Postcard from the Edge is the story of Suzanne Vale, a Los Angeles-based actress struggling with drug addiction and a so-so career. When we meet her, it’s day one of her thirty day stay in rehab and she’s keeping a diary at the suggestion of one of her counsellors. Through Suzanne’s diary, we also meet the other people she’s undertaking rehab with at the same time and none of them are all that important to the overall story.
On day fifteen, Suzanne’s diary entries start being interspersed with the thoughts of Alex, who doesn’t know it yet but on day sixteen will be admitted to the same rehab facility. His sections are really hard to read – they made my brain hurt because I felt compelled to read them fast and I had a sense of the downward drug spiral he was on, especially when he left the facility without finishing his rehab to go on a massive bender.
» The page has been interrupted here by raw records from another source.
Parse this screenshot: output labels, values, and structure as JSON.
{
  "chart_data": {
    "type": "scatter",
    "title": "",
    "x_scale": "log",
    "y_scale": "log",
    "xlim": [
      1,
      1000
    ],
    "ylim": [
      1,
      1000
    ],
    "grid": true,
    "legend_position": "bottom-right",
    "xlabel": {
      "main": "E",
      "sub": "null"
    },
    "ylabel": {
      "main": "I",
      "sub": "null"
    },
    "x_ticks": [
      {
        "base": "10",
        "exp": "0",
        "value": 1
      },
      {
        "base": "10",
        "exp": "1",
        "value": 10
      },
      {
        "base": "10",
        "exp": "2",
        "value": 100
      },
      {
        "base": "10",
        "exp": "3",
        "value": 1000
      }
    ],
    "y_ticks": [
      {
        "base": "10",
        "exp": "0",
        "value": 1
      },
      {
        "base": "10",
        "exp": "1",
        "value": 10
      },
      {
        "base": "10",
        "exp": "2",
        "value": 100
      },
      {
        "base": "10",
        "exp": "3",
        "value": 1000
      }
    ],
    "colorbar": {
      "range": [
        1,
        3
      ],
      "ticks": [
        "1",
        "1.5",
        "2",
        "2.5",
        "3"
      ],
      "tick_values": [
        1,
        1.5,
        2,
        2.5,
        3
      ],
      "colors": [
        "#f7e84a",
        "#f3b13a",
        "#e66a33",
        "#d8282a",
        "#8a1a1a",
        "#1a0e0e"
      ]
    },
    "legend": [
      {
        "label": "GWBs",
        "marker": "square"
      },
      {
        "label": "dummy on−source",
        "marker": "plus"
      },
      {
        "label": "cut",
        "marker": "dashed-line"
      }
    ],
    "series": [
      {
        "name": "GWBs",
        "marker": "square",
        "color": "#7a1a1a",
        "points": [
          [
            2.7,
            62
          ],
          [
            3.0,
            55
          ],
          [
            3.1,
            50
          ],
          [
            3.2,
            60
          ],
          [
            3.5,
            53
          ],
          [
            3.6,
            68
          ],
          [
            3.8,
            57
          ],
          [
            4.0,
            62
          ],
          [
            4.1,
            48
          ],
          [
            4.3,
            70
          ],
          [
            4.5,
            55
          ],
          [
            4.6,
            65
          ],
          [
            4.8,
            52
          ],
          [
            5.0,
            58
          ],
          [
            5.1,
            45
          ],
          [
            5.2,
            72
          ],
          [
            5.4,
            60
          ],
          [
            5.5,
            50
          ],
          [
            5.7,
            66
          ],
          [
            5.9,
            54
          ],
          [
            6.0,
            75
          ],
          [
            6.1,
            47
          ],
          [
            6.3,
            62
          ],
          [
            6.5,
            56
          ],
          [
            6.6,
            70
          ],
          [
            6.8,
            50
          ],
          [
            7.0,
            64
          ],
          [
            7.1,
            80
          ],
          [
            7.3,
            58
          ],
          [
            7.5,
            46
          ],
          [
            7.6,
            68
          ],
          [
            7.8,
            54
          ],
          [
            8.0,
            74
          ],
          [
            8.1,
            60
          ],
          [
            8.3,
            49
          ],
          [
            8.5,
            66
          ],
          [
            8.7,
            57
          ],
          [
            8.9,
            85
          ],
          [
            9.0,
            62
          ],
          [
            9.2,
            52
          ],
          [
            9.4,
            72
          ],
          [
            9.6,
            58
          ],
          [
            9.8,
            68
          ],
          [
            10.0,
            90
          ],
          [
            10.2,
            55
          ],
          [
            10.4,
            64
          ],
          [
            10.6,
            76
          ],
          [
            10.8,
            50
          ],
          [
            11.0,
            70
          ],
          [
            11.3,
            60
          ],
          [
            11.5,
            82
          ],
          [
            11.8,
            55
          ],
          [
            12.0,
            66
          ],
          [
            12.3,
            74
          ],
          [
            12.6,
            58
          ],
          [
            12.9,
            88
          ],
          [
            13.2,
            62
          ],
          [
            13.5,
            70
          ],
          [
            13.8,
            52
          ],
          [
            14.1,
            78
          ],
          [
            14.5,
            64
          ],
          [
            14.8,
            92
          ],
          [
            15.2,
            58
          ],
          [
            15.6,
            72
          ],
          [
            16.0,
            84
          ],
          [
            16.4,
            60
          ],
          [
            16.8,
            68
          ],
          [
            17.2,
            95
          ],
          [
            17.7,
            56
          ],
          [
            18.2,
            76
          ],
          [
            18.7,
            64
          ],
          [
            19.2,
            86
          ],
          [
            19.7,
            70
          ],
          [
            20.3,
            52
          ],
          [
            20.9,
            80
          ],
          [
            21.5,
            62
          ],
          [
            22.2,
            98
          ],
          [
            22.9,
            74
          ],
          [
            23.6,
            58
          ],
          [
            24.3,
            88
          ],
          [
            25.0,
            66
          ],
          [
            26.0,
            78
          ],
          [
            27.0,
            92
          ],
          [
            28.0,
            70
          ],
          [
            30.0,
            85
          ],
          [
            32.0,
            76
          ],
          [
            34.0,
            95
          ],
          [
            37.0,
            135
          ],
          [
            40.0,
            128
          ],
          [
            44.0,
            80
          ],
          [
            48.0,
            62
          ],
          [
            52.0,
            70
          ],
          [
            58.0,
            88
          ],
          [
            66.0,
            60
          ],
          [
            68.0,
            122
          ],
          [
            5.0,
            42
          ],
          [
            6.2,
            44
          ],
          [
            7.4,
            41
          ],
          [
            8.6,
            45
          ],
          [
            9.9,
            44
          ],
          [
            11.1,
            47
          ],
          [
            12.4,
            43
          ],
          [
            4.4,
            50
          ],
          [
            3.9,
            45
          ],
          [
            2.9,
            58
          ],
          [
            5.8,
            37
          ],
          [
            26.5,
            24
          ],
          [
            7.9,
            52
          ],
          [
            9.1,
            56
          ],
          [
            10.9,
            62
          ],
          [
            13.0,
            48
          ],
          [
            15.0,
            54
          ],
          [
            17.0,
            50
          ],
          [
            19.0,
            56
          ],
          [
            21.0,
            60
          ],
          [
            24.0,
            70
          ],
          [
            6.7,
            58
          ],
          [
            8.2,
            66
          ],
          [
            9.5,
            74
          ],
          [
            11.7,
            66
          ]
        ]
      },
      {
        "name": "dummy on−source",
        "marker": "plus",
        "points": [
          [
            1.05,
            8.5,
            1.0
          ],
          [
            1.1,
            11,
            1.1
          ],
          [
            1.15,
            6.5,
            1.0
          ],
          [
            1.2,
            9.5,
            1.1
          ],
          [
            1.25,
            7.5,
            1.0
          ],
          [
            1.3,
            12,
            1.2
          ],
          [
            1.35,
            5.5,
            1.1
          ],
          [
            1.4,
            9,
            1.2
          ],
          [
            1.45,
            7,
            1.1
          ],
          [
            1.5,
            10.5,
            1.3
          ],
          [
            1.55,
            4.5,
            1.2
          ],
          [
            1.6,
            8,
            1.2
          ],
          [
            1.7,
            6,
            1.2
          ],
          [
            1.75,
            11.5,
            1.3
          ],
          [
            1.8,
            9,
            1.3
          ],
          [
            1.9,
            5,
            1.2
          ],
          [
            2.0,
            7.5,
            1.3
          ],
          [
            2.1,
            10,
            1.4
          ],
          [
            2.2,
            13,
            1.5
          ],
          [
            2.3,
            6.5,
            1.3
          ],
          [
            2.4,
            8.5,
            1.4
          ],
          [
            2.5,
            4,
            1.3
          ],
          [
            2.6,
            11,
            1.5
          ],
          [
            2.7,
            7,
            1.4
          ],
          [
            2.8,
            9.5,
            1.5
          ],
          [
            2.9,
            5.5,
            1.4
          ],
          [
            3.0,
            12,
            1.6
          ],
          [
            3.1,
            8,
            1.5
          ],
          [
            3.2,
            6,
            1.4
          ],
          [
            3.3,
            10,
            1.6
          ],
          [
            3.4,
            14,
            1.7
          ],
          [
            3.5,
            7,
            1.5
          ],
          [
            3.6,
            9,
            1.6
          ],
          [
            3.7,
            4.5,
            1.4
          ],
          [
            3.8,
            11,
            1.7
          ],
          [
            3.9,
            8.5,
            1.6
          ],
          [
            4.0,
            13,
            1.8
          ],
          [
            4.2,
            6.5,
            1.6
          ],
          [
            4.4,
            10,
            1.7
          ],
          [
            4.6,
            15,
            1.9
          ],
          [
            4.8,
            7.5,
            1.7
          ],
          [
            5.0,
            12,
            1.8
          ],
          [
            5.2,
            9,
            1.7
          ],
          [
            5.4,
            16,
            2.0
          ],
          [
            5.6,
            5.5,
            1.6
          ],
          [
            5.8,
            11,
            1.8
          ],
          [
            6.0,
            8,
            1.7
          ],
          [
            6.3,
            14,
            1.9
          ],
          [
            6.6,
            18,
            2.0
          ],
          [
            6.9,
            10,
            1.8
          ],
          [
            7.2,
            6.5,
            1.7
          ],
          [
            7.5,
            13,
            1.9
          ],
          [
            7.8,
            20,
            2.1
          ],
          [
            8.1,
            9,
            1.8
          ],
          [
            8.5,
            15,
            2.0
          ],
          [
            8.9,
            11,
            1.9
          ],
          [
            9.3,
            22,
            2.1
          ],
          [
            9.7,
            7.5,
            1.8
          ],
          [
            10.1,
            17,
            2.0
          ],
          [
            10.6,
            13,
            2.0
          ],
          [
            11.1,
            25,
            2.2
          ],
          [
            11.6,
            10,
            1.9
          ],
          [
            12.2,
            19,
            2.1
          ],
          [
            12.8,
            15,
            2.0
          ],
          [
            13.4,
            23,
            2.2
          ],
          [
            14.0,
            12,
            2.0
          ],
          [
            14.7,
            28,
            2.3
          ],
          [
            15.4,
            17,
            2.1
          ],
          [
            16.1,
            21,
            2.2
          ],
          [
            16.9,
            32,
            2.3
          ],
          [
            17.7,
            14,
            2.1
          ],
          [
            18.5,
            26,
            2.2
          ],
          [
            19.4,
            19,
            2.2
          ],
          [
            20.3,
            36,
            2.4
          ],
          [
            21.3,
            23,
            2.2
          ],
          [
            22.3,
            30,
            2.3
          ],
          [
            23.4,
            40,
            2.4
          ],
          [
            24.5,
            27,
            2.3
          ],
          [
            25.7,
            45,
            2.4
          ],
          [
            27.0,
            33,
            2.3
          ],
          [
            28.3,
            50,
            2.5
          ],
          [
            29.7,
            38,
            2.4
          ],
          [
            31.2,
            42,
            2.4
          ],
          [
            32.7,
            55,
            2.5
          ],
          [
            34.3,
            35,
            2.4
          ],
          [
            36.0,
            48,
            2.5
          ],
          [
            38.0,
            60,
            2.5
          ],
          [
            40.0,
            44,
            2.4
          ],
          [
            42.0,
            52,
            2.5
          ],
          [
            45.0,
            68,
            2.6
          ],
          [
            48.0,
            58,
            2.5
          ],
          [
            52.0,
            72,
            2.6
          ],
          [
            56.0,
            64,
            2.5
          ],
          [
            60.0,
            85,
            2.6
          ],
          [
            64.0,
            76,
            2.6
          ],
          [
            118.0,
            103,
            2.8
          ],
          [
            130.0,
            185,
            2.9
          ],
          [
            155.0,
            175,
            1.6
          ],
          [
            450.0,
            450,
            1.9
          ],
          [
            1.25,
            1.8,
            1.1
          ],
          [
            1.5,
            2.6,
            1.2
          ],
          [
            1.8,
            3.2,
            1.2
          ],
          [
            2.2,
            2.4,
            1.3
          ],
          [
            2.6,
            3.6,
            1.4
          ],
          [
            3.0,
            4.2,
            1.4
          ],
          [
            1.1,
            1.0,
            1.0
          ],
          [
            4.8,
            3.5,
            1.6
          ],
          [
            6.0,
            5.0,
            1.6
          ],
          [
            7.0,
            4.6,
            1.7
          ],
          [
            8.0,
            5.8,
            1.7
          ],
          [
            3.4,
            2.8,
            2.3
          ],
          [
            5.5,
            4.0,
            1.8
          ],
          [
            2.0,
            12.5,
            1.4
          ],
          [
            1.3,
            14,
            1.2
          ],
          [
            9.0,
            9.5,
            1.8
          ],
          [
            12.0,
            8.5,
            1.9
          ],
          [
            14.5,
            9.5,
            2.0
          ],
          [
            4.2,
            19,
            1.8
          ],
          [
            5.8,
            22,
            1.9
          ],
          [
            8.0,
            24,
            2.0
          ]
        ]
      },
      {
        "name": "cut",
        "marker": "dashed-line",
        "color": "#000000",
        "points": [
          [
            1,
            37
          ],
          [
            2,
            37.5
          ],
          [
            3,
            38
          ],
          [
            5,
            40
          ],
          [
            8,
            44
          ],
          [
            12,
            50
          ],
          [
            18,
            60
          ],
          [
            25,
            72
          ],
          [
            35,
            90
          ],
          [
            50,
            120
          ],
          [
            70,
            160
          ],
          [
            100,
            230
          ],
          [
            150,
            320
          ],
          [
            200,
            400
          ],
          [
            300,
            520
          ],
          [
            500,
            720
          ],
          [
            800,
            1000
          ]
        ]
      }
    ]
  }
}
After Suzanne leaves rehab, we leave Alex (thank goodness, I couldn’t have taken much more) and are thrown head first into twenty-six pages of dialogue – literally just dialogue. We aren’t told who’s speaking but it seems as though they’re on a date and the only attribution is “he said” and “she said” before it moves into “she” at a therapy session talking to her therapist, then “he” at a therapy session talking to his therapist, then the two of them on another date.
From this point the novel returns to a more standard narrative form as Suzanne goes to work on her first film since being released from rehab. This is where the majority of the story that someone who has seen the film will recognise it has come from. Then Suzanne runs some errands and goes to a party that leaves her in a major depressive funk. Then she spends nine days in bed. Then she accompanies her friend Lucy to an appearance on a late night talk show where she meets Jesse in the green room, who is an author whose book has been optioned and is being turned into a movie. And that’s pretty much it.
This is not a plot driven novel, it’s very much a character piece and it’s very much a novel of the eighties – existential angst of the privileged and drugs abound. For fans of the movie, it is almost unrecognisable. When Carrie Fisher wrote the script for the film, she was very selective in what she took from the novel (I’d estimate less than 20%). The movie is better for it because while I give the movie 5 stars, I can only give the book 3 stars and I wonder if I would have given it 2 stars if I hadn’t seen or wasn’t so fond of the movie. I applaud Fisher’s ability to recognise the limitations of her novel and turn it into the film that the novel should have been.
This book is a contradiction because it is easy to read and hard to read at the same time. I read it over the course of two days but the way Alex’s thoughts and the dialogue only section were written was really challenging so I pushed through them, wanting them to be finished.
I’m torn over whether I want to read any more of Carrie Fisher’s work based on this effort. I’ll probably spend a few months or more likely a few years making that decision. In the meantime, I can watch the movie (again and again and again).